Clip a death notice in a Polish newspaper.

The metric is ClippEU, i.e. F2-score (F-measure with preference for recall).

Prepared by Łukasz Borchmann and Filip Graliński.

Directory structure

  • README.md — this file
  • config.txt — configuration file
  • dev-0/ — directory with dev (test) data
  • dev-0/in.tsv — input DjVu files for the dev set
  • dev-0/expected.tsv — expected (reference) data for the dev set
  • dev-0/dev-0-djvus.tar.gz - DjVu files listed in dev-0/in.tsv
  • test-A — directory with test data
  • test-A/in.tsv — input DjVu files for the test set
  • test-A/expected.tsv — expected (reference) data for the test set (hidden)
  • test-A/test-A-djvus.djvu - DjVu files listed in test-A/in.tsv
  • train/train.tsv - training data
  • train/train-djvus.tar.gz - DjVus for training data

Packages with DjVus (*-djvus.tar.gz) are available via git-annex or at http://ijbox.pl/nekrologi/DjVu_all.zip

Reference format

(For expected.tsv files.)

Each line describes expected clippings (obituaries) to be found in a corresponding DjVu file.
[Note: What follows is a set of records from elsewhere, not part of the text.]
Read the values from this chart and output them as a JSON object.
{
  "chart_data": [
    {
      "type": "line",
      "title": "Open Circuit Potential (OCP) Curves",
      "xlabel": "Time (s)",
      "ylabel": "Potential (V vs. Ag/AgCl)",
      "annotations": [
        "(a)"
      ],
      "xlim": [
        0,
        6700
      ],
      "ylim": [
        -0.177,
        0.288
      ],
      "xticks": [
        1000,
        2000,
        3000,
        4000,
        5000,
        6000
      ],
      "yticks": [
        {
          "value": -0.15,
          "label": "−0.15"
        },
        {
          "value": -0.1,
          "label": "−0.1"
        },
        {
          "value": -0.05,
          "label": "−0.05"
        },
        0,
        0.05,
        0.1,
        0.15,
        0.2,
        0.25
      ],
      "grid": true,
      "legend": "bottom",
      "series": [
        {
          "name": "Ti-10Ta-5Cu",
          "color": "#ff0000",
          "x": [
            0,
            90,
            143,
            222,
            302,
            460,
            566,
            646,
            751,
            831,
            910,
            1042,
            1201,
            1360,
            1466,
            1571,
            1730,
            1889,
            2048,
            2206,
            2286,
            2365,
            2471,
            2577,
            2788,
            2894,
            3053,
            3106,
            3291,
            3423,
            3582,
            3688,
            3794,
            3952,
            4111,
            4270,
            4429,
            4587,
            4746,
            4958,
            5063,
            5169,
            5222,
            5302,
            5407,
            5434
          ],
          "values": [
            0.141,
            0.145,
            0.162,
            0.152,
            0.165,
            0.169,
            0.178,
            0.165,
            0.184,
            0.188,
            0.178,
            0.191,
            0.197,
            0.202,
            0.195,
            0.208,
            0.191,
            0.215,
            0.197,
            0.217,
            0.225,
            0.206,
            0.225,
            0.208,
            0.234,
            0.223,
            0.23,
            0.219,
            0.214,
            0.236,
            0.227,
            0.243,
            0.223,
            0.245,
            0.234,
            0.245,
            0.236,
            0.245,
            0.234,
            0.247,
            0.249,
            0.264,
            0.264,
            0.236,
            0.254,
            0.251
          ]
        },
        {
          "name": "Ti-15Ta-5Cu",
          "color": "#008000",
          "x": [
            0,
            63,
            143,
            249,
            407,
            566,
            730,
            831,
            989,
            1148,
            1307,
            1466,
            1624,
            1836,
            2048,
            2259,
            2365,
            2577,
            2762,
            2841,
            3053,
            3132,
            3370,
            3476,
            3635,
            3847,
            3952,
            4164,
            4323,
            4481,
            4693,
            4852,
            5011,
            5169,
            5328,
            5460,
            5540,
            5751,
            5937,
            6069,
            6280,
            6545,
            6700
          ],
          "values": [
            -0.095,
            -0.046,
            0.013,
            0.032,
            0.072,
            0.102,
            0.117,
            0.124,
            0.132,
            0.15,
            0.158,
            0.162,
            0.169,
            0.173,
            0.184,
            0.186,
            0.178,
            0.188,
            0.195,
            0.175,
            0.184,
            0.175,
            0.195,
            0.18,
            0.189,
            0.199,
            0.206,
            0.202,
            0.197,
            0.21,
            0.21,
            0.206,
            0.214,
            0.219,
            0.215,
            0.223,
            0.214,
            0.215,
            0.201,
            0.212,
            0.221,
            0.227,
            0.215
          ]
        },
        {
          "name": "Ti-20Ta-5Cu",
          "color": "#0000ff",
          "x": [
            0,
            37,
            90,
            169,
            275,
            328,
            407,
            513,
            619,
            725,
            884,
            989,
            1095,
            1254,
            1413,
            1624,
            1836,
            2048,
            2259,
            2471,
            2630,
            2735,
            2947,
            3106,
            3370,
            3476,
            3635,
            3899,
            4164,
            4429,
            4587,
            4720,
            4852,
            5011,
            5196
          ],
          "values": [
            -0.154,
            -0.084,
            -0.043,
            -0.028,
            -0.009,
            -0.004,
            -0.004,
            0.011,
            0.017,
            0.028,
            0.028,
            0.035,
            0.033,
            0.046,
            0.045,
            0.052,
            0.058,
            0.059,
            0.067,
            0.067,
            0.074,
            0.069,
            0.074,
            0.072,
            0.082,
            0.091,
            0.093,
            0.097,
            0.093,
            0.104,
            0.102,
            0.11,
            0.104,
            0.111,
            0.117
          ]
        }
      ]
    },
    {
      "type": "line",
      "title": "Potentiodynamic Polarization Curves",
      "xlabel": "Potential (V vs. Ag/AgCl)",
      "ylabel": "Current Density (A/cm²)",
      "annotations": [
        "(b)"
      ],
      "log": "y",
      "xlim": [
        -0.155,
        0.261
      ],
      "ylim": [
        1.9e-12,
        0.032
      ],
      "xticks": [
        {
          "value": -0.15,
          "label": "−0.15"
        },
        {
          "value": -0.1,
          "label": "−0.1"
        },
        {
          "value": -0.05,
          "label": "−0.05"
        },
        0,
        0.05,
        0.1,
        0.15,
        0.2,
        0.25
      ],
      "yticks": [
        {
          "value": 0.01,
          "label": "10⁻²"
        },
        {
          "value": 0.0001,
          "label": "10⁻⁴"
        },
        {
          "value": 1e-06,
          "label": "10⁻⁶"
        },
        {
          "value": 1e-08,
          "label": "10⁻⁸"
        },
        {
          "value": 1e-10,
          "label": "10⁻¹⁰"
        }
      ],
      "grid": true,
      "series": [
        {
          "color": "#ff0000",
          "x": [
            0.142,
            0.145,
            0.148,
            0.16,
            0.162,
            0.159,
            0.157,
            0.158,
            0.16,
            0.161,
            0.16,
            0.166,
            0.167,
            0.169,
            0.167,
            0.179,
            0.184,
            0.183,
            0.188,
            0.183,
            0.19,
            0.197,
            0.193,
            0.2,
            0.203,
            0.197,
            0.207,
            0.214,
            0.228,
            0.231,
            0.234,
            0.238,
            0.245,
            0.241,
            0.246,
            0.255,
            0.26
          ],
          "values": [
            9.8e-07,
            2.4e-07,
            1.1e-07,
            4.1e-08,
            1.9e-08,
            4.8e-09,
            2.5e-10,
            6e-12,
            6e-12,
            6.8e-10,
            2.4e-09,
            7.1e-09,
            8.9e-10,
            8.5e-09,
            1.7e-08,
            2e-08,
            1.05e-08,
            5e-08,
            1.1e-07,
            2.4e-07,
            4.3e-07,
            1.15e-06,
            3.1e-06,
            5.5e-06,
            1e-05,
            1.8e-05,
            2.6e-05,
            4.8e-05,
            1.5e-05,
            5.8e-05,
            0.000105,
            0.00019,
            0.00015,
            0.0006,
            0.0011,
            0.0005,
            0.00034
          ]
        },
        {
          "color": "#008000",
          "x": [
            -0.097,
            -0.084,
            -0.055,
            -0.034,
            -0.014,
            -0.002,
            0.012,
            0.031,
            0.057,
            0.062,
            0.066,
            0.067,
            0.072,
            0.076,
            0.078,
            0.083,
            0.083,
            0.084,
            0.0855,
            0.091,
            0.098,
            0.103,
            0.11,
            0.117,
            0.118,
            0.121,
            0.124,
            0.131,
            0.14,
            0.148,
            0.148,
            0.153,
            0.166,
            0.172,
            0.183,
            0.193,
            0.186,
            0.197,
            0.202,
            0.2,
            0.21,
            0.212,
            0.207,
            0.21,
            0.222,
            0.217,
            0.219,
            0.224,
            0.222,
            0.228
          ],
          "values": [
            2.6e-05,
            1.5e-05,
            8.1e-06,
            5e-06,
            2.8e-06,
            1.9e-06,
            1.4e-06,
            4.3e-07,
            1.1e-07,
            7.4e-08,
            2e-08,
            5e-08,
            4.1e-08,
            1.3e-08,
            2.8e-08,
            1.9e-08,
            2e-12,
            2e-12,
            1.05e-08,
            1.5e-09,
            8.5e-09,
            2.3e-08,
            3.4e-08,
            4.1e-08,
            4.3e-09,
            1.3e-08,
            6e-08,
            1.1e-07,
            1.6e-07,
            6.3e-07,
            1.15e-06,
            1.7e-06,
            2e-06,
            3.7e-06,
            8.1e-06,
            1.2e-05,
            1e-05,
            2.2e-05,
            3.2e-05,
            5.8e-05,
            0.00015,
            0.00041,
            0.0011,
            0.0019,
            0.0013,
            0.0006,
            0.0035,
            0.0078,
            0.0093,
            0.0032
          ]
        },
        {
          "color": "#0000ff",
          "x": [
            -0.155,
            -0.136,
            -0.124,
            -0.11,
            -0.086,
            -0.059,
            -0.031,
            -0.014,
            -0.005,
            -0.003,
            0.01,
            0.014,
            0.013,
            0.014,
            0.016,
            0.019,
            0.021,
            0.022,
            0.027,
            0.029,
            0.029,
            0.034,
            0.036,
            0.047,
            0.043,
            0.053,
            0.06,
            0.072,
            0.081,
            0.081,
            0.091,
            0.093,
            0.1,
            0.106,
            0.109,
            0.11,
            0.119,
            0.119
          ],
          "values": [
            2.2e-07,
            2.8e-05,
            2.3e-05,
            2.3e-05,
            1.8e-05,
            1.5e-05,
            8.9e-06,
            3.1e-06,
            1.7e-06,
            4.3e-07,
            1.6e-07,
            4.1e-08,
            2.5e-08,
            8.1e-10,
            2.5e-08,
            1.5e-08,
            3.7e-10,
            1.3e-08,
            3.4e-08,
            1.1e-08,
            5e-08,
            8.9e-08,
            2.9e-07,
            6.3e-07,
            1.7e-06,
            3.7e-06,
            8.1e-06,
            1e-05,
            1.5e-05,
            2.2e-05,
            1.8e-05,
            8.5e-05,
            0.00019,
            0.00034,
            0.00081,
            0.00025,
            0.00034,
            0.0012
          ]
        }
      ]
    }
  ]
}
Each expected clipping is specified as P/X0,Y0,X1,Y1/M, where:

  • P — DjVu page number (starting from 1)
  • X0, Y0, X1, Y1 — clipping coordinates (in pixels)
  • M — margin of error for each direction (in pixels)

Output format

(for out.tsv files.)

Similar to the reference format, each line describes clippings found in a corresponding DjVu file. Each clipping should be given as P/X0,Y0,X1,Y1, where:

  • P — DjVu page number (starting from 1)
  • X0, Y0, X1, Y1 — clipping coordinates (in pixels)